Die Serben beispielsweise verlangen für jedes Mobiltelefon und alles, was mehr als 100 Dollar wert ist, eine Deklaration. Was erst werden die Türken, die Syrer und erst die Jordanier sagen? Unser Bus ist perfekt als Happy-Hippie-Travel getarnt, aber eigentlich sind wir ein Undercover-Reporterteam und eine private Hilfslieferung. Womit die Einreise nach Syrien noch illegaler wird, denn um dort journalistisch zu arbeiten, muss man sich bereits bei der Beantragung des Visums einem anderthalbstündigen Interview mit dem Presseattaché in Berlin unterziehen. Wie man zum Herren Präsidenten steht, ob man politische Artikel schreiben möchte, das geht natürlich nur staatskonform und unter Aufsicht.
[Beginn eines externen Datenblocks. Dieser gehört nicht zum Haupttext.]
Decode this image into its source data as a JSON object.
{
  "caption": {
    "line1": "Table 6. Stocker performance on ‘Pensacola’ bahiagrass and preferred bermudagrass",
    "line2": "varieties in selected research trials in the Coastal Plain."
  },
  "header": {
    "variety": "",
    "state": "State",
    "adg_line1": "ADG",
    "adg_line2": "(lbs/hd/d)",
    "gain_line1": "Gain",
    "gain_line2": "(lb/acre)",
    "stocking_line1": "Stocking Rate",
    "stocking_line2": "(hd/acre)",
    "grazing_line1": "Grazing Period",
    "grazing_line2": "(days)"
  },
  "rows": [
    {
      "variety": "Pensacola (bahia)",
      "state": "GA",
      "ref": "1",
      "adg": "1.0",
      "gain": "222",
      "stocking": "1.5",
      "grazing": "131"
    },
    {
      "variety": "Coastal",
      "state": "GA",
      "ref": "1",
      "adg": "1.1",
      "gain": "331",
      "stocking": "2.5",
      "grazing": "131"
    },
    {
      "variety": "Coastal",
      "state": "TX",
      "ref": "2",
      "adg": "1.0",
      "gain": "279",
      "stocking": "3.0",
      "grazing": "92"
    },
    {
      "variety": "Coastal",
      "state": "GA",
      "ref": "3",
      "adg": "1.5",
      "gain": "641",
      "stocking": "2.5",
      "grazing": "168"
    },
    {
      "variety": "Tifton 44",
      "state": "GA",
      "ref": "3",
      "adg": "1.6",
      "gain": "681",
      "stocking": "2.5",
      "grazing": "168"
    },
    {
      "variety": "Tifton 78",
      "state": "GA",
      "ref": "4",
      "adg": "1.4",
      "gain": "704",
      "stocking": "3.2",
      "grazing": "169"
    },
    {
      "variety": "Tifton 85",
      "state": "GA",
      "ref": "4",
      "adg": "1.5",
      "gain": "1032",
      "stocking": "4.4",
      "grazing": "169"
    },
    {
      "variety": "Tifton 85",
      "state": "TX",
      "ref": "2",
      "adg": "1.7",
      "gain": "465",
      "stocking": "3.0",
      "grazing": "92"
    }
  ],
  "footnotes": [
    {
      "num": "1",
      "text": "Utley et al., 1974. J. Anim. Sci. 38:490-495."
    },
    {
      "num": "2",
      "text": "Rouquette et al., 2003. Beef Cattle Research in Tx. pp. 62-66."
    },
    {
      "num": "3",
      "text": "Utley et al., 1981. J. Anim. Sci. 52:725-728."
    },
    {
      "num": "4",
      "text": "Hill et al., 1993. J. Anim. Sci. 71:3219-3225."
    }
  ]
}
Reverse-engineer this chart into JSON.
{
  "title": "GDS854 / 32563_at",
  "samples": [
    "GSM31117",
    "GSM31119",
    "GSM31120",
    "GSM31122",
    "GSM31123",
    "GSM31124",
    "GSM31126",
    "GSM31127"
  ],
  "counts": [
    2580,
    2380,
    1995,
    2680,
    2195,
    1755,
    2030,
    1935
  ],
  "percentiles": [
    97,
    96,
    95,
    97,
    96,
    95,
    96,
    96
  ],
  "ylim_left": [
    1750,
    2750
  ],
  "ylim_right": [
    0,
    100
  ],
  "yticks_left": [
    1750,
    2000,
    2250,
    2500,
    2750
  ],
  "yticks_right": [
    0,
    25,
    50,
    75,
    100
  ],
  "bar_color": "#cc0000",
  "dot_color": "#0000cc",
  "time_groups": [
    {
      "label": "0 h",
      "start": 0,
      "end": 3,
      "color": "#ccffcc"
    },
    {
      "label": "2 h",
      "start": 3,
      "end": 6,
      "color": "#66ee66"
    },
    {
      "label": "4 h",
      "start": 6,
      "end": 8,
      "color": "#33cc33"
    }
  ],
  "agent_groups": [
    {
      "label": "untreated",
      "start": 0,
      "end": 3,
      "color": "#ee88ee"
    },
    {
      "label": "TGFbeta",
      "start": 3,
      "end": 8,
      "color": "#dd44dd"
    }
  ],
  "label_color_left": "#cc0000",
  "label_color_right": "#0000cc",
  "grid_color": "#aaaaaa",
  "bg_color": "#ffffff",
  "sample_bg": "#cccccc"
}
Leider hatten wir auch nicht mehr genug Geld, Zeit und Nerven, ein „Carnet de Passage“ zu beantragen, welches man normalerweise braucht, um ein motorisiertes Gefährt in die Länder südlich der Türkei einzuführen. Wir nahmen den allerkleinsten Grenzübergang nach Tschechien, Bad Gottleuba, mitten in der Nacht, wir waren die einzigen Reisenden. Leider machte einer unserer beiden ostdeutschen Mitreisenden Probleme. Nicht der Ex-Chrystal (osteuropäische Modedroge, „Turbo-Speed“)-Junkie, ursprünglich Lkw-Mechaniker, jetzt Kameramann, wurde rausgebeten. Sondern der Leipziger Theaterschreiber, der dringend den dritten Akt seines neuen Stücks zu Ende schreiben will und 130 Euro Rest-Hartz-IV mit ungeklärter Restfinanzierung für die kommenden acht Wochen dabei hat.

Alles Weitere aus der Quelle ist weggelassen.